# Public Domain Classical Recordings?



## brianvds

I am looking for recordings of classical music that are in the public domain. One fairly useful source I found was at https://musopen.org/. Any others that anyone is aware of?


----------



## classical yorkist

Lots of stuff on http://www.baroquemusic.org/ there's also a similar one for harpsichord music that I can't find at the moment.


----------



## eugeneonagain

There are loads at the internet archive (archive.org), but the searching is probably more random, though they do have 'collections'.


----------



## SixFootScowl

Another site that has free music, presumably public domain (they have some language about it being creative commons) is www.ClassicCat.com


----------



## Johnnie Burgess

Here is another site: http://www.rediscovery.us/index.html


----------



## brianvds

Thanks for all the recommendations - I'll go check them out.


----------



## Bettina

IMSLP has links to public domain recordings as well as scores. http://imslp.org/wiki/Category:Recordings


----------



## tortkis

The Open Goldberg Variations
http://www.opengoldbergvariations.org/
_"The Open Goldberg Variations (Johann Sebastian Bach, BWV 988), played by Kimiko Ishizaka on a Bösendorfer 290 Imperial piano, are free to download and share. They are governed by the Creative Commons Zero license, which means that they are a part of the public domain, and every use of them is allowed."_

The Open Well-Tempered Clavier
https://www.welltemperedclavier.org/


----------



## brianvds

Thanks, Bettina and tortkis, for the further suggestions.


----------



## classical yorkist

That amazing harpsichord resource I promised 
http://www.saladelcembalo.org/index.htm


----------



## eugeneonagain

classical yorkist said:


> That amazing harpsichord resource I promised
> http://www.saladelcembalo.org/index.htm


It is amazing. I was just listening to the Scarlatti sonatas (a complete edition) and one by J.C. Bach.


----------



## SixFootScowl

Free downloads of the complete organ works of Johann Sebastian Bach, recorded by Dr. James Kibbie on original baroque organs in Germany, are offered on this site.


----------



## Larkenfield

Florestan said:


> Free downloads of the complete organ works of Johann Sebastian Bach, recorded by Dr. James Kibbie on original baroque organs in Germany, are offered on this site.

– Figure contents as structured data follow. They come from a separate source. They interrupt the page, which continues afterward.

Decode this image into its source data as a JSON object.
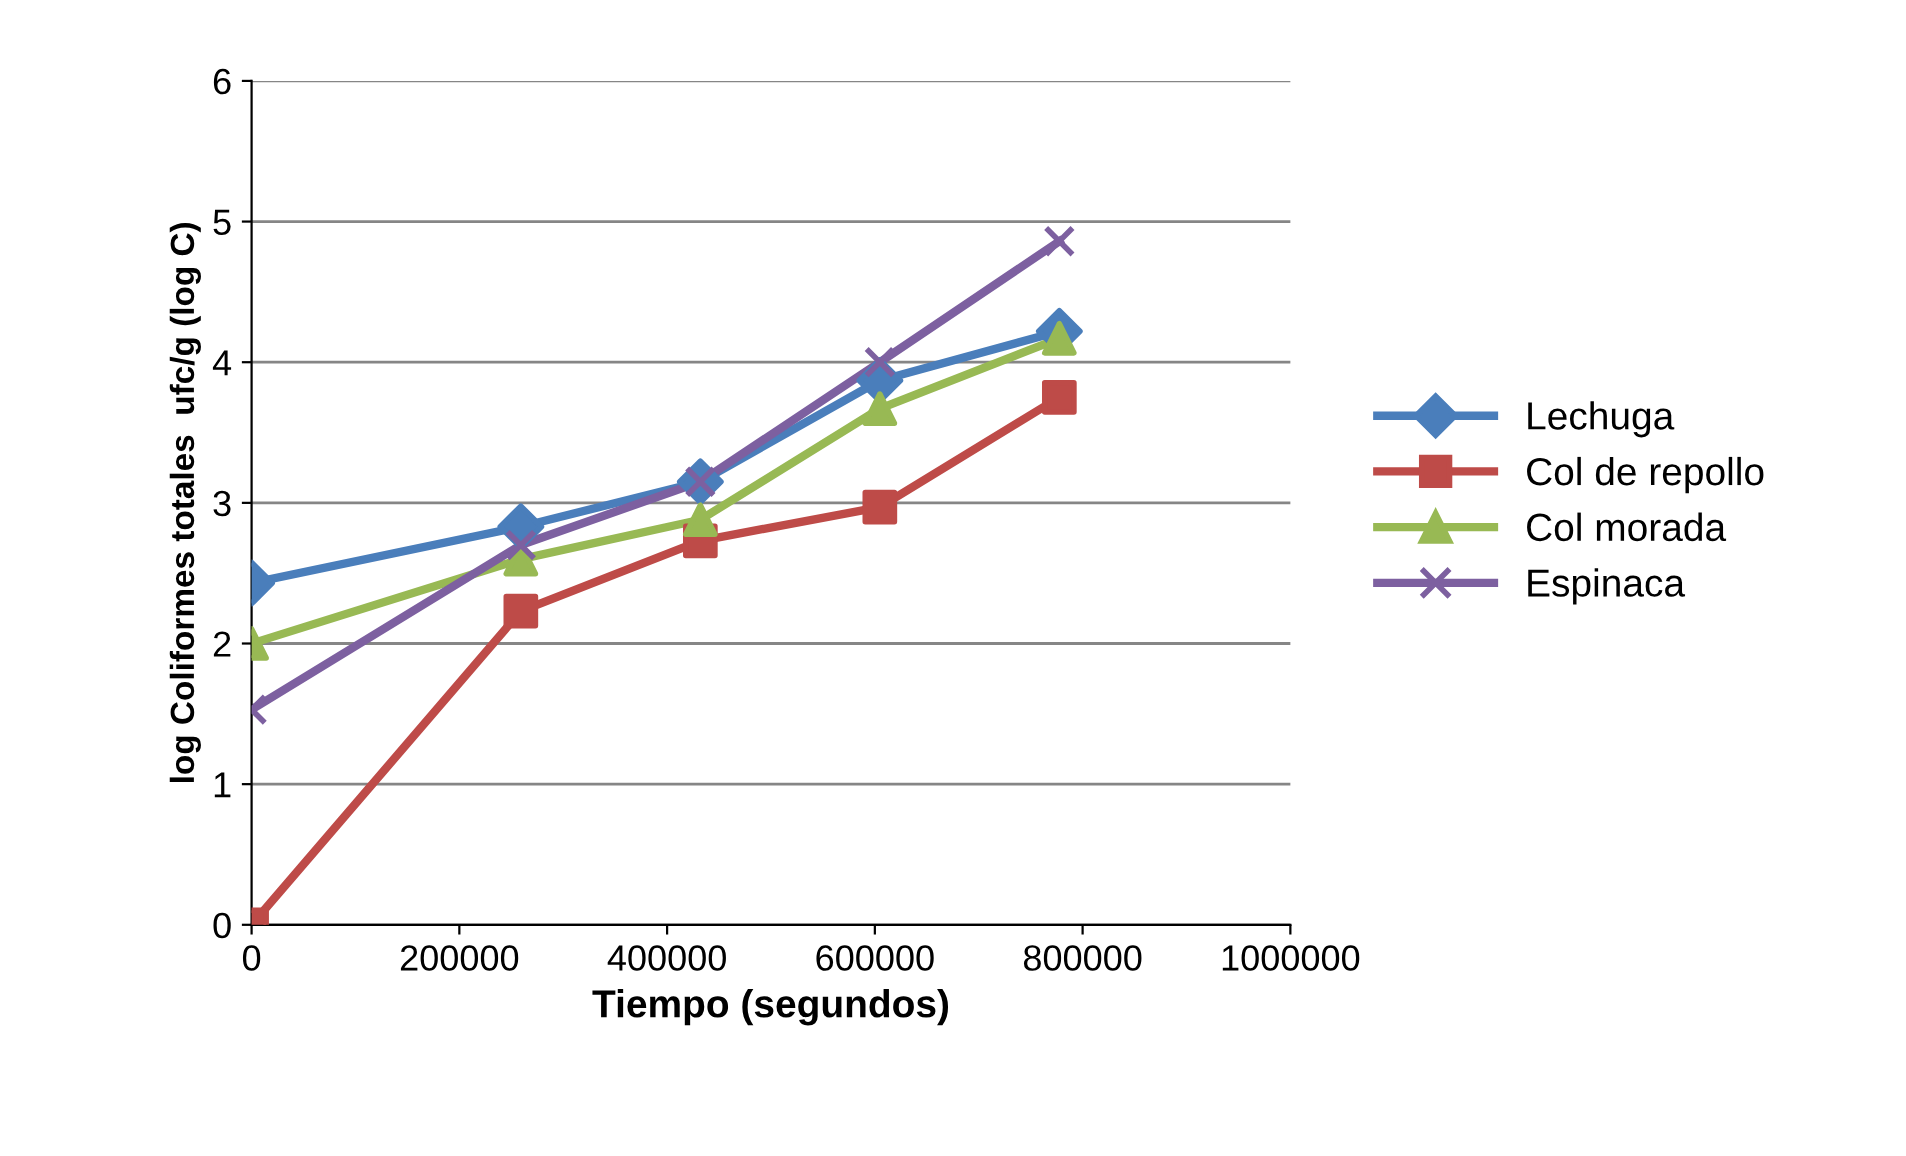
{
  "chart_data": {
    "type": "line",
    "xlabel": "Tiempo (segundos)",
    "ylabel": "log Coliformes totales  ufc/g (log C)",
    "x": [
      0,
      259200,
      432000,
      604800,
      777600
    ],
    "xlim": [
      0,
      1000000
    ],
    "xticks": [
      0,
      200000,
      400000,
      600000,
      800000,
      1000000
    ],
    "ylim": [
      0,
      6
    ],
    "yticks": [
      0,
      1,
      2,
      3,
      4,
      5,
      6
    ],
    "grid": "y",
    "legend": "right",
    "series": [
      {
        "name": "Lechuga",
        "color": "#4a7ebb",
        "marker": "diamond",
        "values": [
          2.43,
          2.83,
          3.15,
          3.87,
          4.22
        ]
      },
      {
        "name": "Col de repollo",
        "color": "#be4b48",
        "marker": "square",
        "values": [
          0,
          2.23,
          2.73,
          2.97,
          3.75
        ]
      },
      {
        "name": "Col morada",
        "color": "#98b954",
        "marker": "triangle",
        "values": [
          2.0,
          2.6,
          2.88,
          3.67,
          4.17
        ]
      },
      {
        "name": "Espinaca",
        "color": "#7d60a0",
        "marker": "cross",
        "values": [
          1.53,
          2.7,
          3.15,
          4.0,
          4.86
        ]
      }
    ]
  }
}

These are free downloads but they are not public domain recordings that anyone can use for their own purposes. They are copyright by the University of Michigan. These are tremendous performances and I've heard them all. But they can only be used by permission.


----------



## SixFootScowl

Larkenfield said:


> These are free downloads but they are not public domain recordings that anyone can use for their own purposes. They are copyright by the University of Michigan. These are tremendous performances and I've heard them all. But they can only be used by permission.


So maybe not public domain (and I took the OP's request loosely enough that as long as the music was legally free, it would interest him), but I am not seeing a permissions note unless it is in one of the links. It says free downloads, what more does one need to partake of them? I suspect they don't want people burning disks and selling them, but otherwise I see no prohibition to freely downloading and listening.


----------



## brianvds

Florestan said:


> So maybe not public domain (and I took the OP's request loosely enough that as long as the music was legally free, it would interest him), but I am not seeing a permissions note unless it is in one of the links. It says free downloads, what more does one need to partake of them? I suspect they don't want people burning disks and selling them, but otherwise I see no prohibition to freely downloading and listening.


Actually, I do have plans on using the music for what might possibly be construed as semi-commercial purposes, so public domain it will have to be... 

But thanks again to all who have replied with suggestions, because I also like just listening.


----------